La seconde partie de ce numéro, « Tigrures des imaginaires post-modernes », renvoie à une vision spécifique des imaginaires collectifs au sein des « tribus postmodernes » maffésoliennes : les représentations, les perceptions, les stéréotypes s’y déplacent. En d’autres termes, les imaginaires postmodernes ne sont plus uniquement liés à des questions ethniques ou religieuses, mais au-delà de ces frontières usuelles, ils se diversifient au sein de communautés choisies et adoptées par les individus. En ce sens, les contributions de Calogirou et de Lachance vont dans le sens de la néo-tribalisation décrite par Maffésoli comme attenante aux sociétés postmodernes. En effet, que ce soit pour le cas des skateurs ou des gothiques, que l’on considère ici comme deux contre-cultures possédant leurs règles propres, leurs normes particulières et bien sûr leurs imaginaires spécifiques, il s’agît de communautés choisies et non subies. L’individu les accepte, les adapte, voire les modifie, à son bon vouloir, sans qu’il n’y est pour cela de rapport de type hiérarchique, et sans influences imposées. Ces « tribus » sont donc fondées sur un partage de valeurs, de goûts musicaux, artistiques, de modes vestimentaires, et cela leur confère des imaginaires, des perceptions tout à fait spécifiques. Les deux autres contributions, par Danteur et Rubio, traitent différemment de la postmodernité, en ce sens qu’elles s’attardent moins sur la tribalité que sur l’importance du symbole mythologique dans les imaginaires. Ces deux articles se rejoignent d’autant plus du fait de leur nature critique. Le premier analyse, de son côté, les procédés mondialisés et rationalisés mis en place par la grande distribution, ainsi que l’utilisation d’une imagerie presque mythologique pour faire croire à l’illusion d’un monde d’abondance, tant au sein qu’à l’extérieur de nos sociétés. Rubio, lui, traite et analyse le phénomène de foule tel qu’il fut présenté par Le Bon, et dont il constate une sorte de réification, lui donnant une place particulière au panthéon de la mythologie républicaine française. Les deux auteurs présentent donc tous deux une analyse critique similaire des mythologies postmodernes, dénonçant une tentation si ce n’est d’instrumentalisation au moins d’utilisation, tantôt à but commercial, tantôt à but politique, des imaginaires collectifs.

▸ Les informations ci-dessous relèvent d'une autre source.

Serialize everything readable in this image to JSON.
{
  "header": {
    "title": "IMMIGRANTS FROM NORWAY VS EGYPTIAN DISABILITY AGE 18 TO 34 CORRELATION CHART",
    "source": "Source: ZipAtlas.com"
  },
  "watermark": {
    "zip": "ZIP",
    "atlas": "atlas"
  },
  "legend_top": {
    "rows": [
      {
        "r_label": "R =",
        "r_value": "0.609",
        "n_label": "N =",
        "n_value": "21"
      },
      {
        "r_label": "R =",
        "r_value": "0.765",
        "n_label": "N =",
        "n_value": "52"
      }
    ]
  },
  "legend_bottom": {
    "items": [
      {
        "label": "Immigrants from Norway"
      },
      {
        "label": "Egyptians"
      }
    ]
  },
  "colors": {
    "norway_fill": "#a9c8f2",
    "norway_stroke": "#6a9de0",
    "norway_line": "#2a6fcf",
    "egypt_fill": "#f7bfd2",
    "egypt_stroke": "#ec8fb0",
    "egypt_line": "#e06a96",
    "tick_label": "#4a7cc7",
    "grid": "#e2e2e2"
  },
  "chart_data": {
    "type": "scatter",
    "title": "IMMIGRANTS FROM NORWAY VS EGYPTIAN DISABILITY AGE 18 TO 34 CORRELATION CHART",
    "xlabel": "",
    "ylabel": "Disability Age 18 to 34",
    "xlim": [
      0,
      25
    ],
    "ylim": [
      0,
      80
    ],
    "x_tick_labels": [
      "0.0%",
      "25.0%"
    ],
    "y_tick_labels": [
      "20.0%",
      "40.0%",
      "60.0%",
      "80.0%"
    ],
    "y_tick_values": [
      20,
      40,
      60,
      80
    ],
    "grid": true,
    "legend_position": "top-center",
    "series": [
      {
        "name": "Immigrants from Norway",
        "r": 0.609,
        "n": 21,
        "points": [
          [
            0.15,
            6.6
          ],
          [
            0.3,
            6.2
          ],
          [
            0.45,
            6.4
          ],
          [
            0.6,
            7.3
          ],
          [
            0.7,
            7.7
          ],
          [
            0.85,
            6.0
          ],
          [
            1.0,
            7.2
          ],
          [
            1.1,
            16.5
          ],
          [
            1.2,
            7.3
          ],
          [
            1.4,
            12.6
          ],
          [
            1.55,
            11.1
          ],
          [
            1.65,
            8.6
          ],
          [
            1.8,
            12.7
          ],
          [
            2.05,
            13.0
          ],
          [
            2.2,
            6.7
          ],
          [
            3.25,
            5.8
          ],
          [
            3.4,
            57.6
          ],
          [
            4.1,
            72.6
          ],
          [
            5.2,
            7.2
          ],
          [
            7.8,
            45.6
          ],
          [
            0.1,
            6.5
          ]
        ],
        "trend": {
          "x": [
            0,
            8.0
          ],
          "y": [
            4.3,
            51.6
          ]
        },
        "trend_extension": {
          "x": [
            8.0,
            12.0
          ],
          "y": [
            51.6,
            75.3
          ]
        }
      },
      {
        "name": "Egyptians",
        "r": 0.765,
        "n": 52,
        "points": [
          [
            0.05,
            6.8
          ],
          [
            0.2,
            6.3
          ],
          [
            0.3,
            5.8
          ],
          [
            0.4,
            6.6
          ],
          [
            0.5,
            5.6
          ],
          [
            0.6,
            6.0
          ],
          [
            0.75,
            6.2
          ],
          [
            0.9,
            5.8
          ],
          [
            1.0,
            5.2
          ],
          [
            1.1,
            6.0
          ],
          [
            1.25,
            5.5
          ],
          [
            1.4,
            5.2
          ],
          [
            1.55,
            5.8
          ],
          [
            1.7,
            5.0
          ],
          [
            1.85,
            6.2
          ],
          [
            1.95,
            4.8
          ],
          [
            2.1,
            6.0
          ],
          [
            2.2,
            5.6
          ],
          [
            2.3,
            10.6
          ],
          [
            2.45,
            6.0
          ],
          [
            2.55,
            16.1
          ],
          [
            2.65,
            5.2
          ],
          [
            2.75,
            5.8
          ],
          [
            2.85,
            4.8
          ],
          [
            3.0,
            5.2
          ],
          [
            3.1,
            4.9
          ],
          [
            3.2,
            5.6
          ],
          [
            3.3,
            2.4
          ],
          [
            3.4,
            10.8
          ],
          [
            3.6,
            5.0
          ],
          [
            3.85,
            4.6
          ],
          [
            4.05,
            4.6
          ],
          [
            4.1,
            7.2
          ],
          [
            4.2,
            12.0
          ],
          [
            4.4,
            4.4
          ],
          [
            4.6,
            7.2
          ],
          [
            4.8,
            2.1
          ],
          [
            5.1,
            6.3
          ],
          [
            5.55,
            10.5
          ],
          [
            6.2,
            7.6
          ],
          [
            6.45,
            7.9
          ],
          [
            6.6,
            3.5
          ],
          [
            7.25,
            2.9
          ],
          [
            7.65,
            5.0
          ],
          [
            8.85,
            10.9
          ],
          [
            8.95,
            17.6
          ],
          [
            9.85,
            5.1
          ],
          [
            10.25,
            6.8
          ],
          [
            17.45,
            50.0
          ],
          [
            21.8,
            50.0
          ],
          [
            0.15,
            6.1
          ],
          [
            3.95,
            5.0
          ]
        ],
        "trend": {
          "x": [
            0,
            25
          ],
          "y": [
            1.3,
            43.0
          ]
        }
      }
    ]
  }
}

Le lecteur pourra donc, au sein de ces deux grands axes, avoir une meilleure idée de l’ensemble des objets parcourus par le champ de l’imaginaire. Mais il aura aussi l’occasion de constater que si, tout comme l’est Istanbul, les travaux sur les représentations rappellent une mosaïque bigarrée, « tigrée », il s’en dégage tout de même certaines tendances. Une certaine idée de nos sociétés et de l’importance de ce qui n’y est pas concret, logique ou rationnel, pour permettre une meilleure appréhension de leur fonctionnement.

Finalement, le champ de l’imaginaire est à l’image de la discipline dans son ensemble : complexe, au sens de Morin. À la fois divers et uni, différent et semblable, antagoniste et complémentaire. À l’instar aussi de cette cité millénaire, à la frontière des mondes, des civilisations et des continents, propice s’il en est à déchaîner les imaginaires.